For me, going to confession, isn’t a quick-fix solution to a lifetime of bad habits and half-hearted struggles with sin; it is more like the forming of a new habit.  A habit that will—I hope—one day replace the old ones. A habit of contemplating my choices, my patterns of behavior not with judgment and finger waving, but with honesty and compassion.  Am I addicted to certain pleasures? Have I been self-centered or prideful? Mean-spirited or cold-hearted? How can I change those patterns? Well, the first thing I need to do, the first step in any twelve-step program, is admitting that I need help. And for me, that is what confession is—a chance to come before God and admit that I need help.  That the same sins of lust and avarice and envy and pride that I struggled with in college are still with me.  That fear of want still drives me to dreams of gluttony and greed... And those fears too often drive my every decision.  Bless me Father, for I have sinned... Hello, my name is Herman and I am a sinner...

 

One last word here: the other day, sitting in mass, I looked up for the first time and noticed that the pew we were in was right next to the sixth Station of the Cross: Jesus falls a second time.  Looking at that image, I realized something I had never noticed before: that He fell a second time.  Think of that:  Jesus on His way to the cross, stumbled and fell a second time.  That means He had already fallen once before.  And that He fell again.  And, He got back up again.  He took up His cross and continued on the way to Calvary.  And, I realized something else, that He would fall again. Tradition has it that Jesus fell three times on the way to His death.  Sitting there at the edge of the pew, looking up at that image, I had a kind of epiphany.  Jesus fell a second time.
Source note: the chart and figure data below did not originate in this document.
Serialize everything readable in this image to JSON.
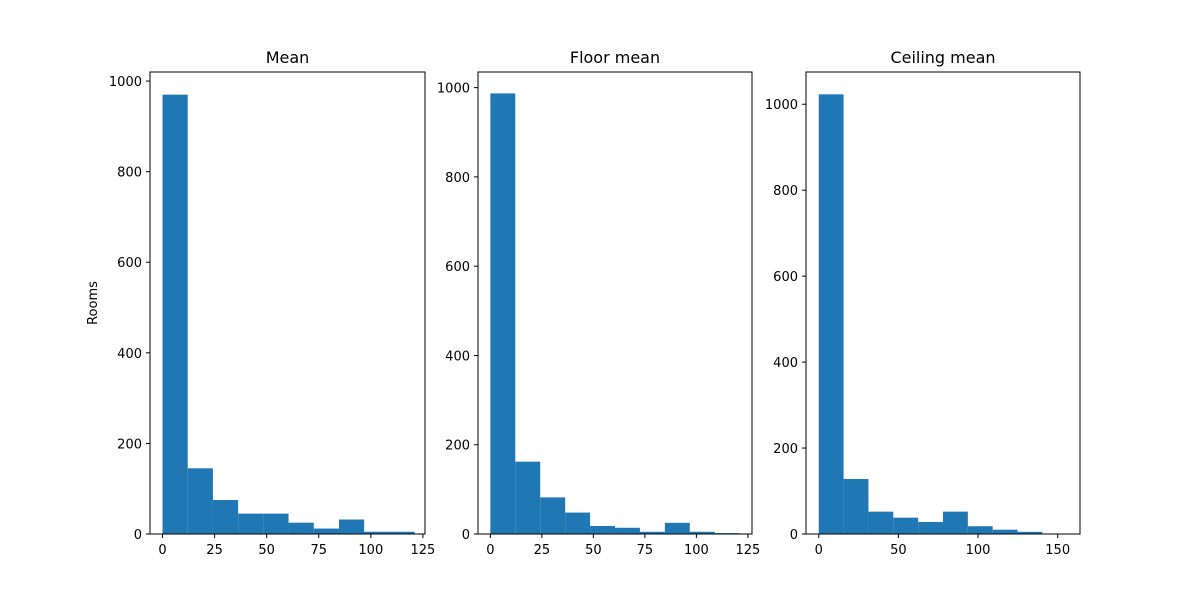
{
  "chart_data": [
    {
      "type": "bar",
      "title": "Mean",
      "ylabel": "Rooms",
      "xlabel": "",
      "bar_color": "#1f77b4",
      "xlim": [
        -6,
        126
      ],
      "ylim": [
        0,
        1020
      ],
      "xticks": [
        0,
        25,
        50,
        75,
        100,
        125
      ],
      "yticks": [
        0,
        200,
        400,
        600,
        800,
        1000
      ],
      "bin_edges": [
        0,
        12.1,
        24.2,
        36.3,
        48.4,
        60.5,
        72.6,
        84.7,
        96.8,
        108.9,
        121
      ],
      "values": [
        970,
        145,
        75,
        45,
        45,
        25,
        12,
        32,
        5,
        5
      ]
    },
    {
      "type": "bar",
      "title": "Floor mean",
      "ylabel": "",
      "xlabel": "",
      "bar_color": "#1f77b4",
      "xlim": [
        -6,
        127
      ],
      "ylim": [
        0,
        1035
      ],
      "xticks": [
        0,
        25,
        50,
        75,
        100,
        125
      ],
      "yticks": [
        0,
        200,
        400,
        600,
        800,
        1000
      ],
      "bin_edges": [
        0,
        12.1,
        24.2,
        36.3,
        48.4,
        60.5,
        72.6,
        84.7,
        96.8,
        108.9,
        121
      ],
      "values": [
        987,
        162,
        82,
        48,
        18,
        14,
        5,
        25,
        5,
        2
      ]
    },
    {
      "type": "bar",
      "title": "Ceiling mean",
      "ylabel": "",
      "xlabel": "",
      "bar_color": "#1f77b4",
      "xlim": [
        -8,
        164
      ],
      "ylim": [
        0,
        1075
      ],
      "xticks": [
        0,
        50,
        100,
        150
      ],
      "yticks": [
        0,
        200,
        400,
        600,
        800,
        1000
      ],
      "bin_edges": [
        0,
        15.6,
        31.2,
        46.8,
        62.4,
        78,
        93.6,
        109.2,
        124.8,
        140.4,
        156
      ],
      "values": [
        1023,
        128,
        52,
        38,
        28,
        52,
        18,
        10,
        5,
        1
      ]
    }
  ]
}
He had already fallen once before and He knew He would fall again.  But He still got back up, took up His cross and, even knowing how it would end, He kept going.

 

The next time you are thinking –what’s the point of going to confession? I’m just going to make the same mistakes, I’m just going to fall again.  Think about that image of Christ, falling under the weight of our sin, a second time... Meditate on that image, and ask yourself if it isn’t time to get back up and try again. 

 

Because we do have a King, a King who took the form of a slave and died on a cross--for us.  Confession is a way of asking myself: What do my choices look like through His eyes?